Vivemos tempos em que a mentira já não se esconde — repete-se. E é na repetição, não no segredo, que encontra o seu poder. Dita mil vezes, ecoada por vozes, ecrãs e algoritmos, transforma-se em versão, depois em narrativa, por fim em “verdade”. Assim se constrói a nova gramática da manipulação: substituir o facto pelo volume, a razão pelo ruído.
A mentira moderna não precisa de provas; basta-lhe audiência. Circula disfarçada de opinião, vestida de emoção, reforçada pela pressa. E quanto mais simples é, mais facilmente se propaga — porque a verdade, quase sempre, exige esforço. As redes sociais, concebidas para ligar pessoas, tornaram-se o púlpito perfeito da desinformação. Hoje, quem mente com convicção parece mais convincente do que quem pensa com prudência.
Mas há algo ainda mais inquietante: a indiferença. Já não se discute se algo é verdadeiro, mas se é útil, partilhável, viral. A verdade tornou-se irrelevante quando deixou de ser rentável. E é esse o ponto em que uma sociedade começa a perder o norte — quando a honestidade se torna menos eficaz do que o artifício.
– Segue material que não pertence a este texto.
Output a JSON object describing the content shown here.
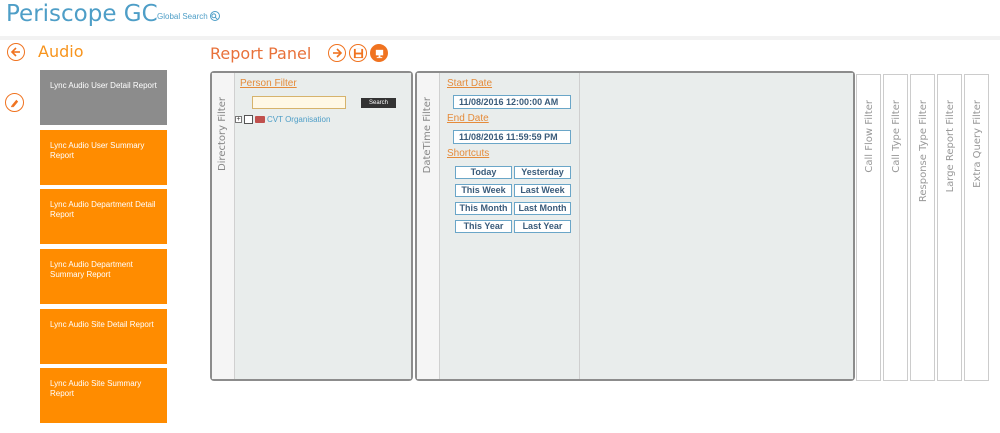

Talvez resistir seja tão simples — e tão difícil — como voltar a duvidar. Como reaprender a pensar antes de partilhar, a ler antes de reagir, a escutar antes de julgar. A verdade não precisa de gritar: precisa de ser escutada.
E talvez o primeiro passo para reencontrá-la seja este — o silêncio corajoso de quem, no meio da repetição, se atreve a pensar.